Keadaan hatinya benar-benar sangat baik saat ini. Perasaannya senang bukan main. Dia sudah mulai menemukan titik terang untuk keselamatan Ayahnya. Dia sendiri yang nantinya akan membantu mempertahankan keabadian Ayah tercintanya itu.

Lim tidak ingin kehilangan Ayahnya. Sudah cukup dengan kemusnahan Ibunya, Lim tidak mau merasakan rasa pahit yang sama untuk kedua kalinya. Dia menentang bila Ayahnya harus musnah juga dari kehidupan.

"Nona?" panggil seseorang dari luar kamarnya.

Lim yang tadinya sedang berbaring santai setelah berpikir keras tentang rencana yang sudah ia buat, beranjak bangun untuk membukakan pintu.

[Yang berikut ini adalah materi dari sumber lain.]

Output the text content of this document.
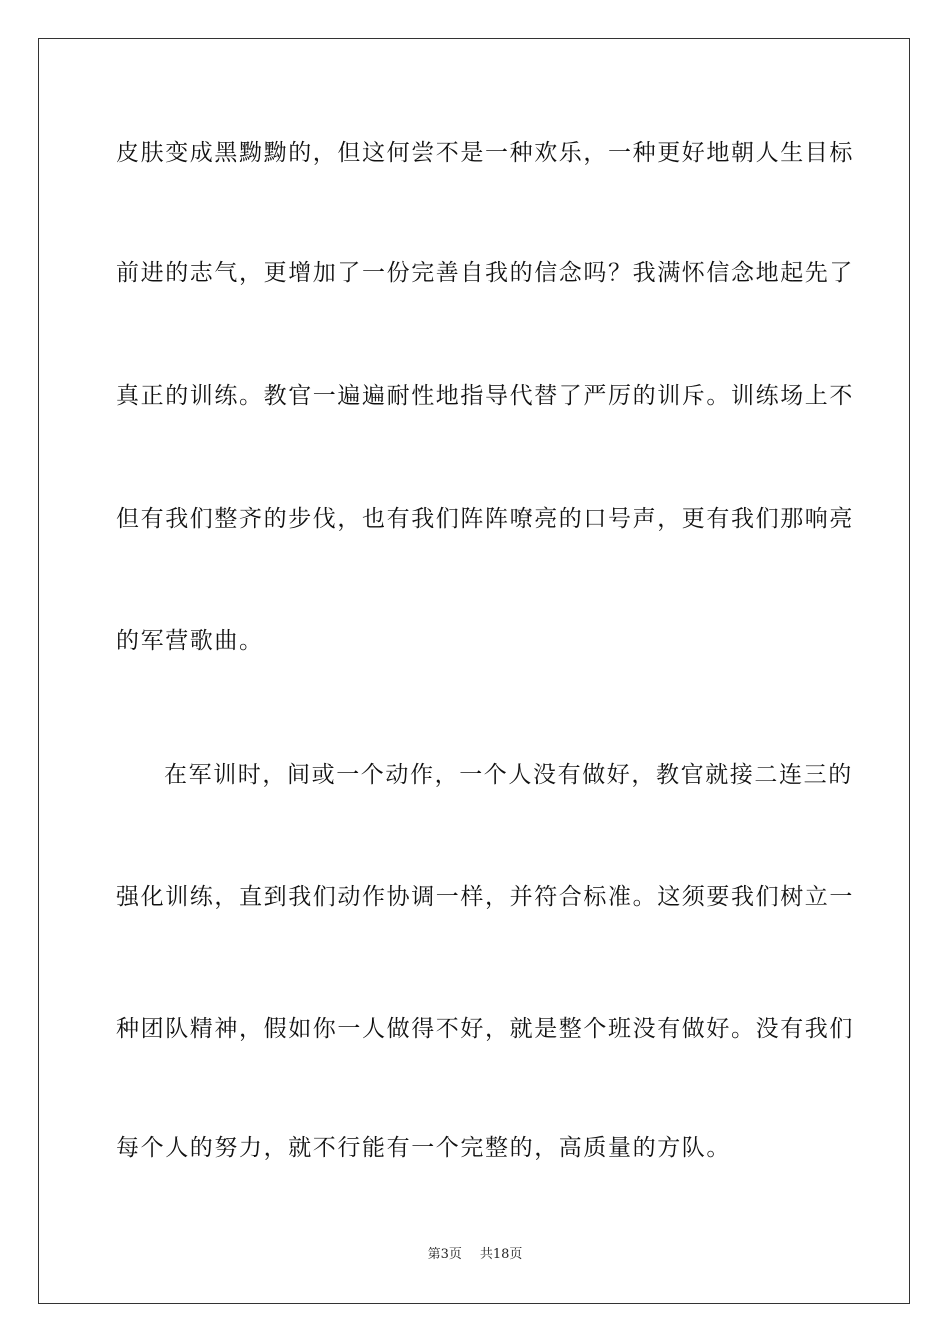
皮肤变成黑黝黝的，但这何尝不是一种欢乐，一种更好地朝人生目标
前进的志气，更增加了一份完善自我的信念吗？我满怀信念地起先了
真正的训练。教官一遍遍耐性地指导代替了严厉的训斥。训练场上不
但有我们整齐的步伐，也有我们阵阵嘹亮的口号声，更有我们那响亮
的军营歌曲。
在军训时，间或一个动作，一个人没有做好，教官就接二连三的
强化训练，直到我们动作协调一样，并符合标准。这须要我们树立一
种团队精神，假如你一人做得不好，就是整个班没有做好。没有我们
每个人的努力，就不行能有一个完整的，高质量的方队。
第3页 共18页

"Kau sudah membawa Jen kembali?" tanyanya setelah membuka pintu kamarnya.

"Maaf, nona. Aku dan para Victon belum berhasil menemukannya." kata Lori yang tertunduk.

"Apa katamu? Belum menemukan, hah?" kesalnya.

"Lalu apa gunanya kau di sini?! Kau ini tidak pantas disebut sebagai orang kepercayaan kerajaan!!" bentak Lim kasar lalu mendorong Lori hingga jatuh ke lantai.

"Huh, pantatku yang malang ini.." gumamnya sambil meringis meraba pantatnya yang baru saja berciuman dengan lantai.

Lim tidak memperdulikan Lori yang tersungkur itu. Dia segera menutup pintu kamarnya dengan kasar. Dia berjalan menuju ranjangnya dan duduk di tepi.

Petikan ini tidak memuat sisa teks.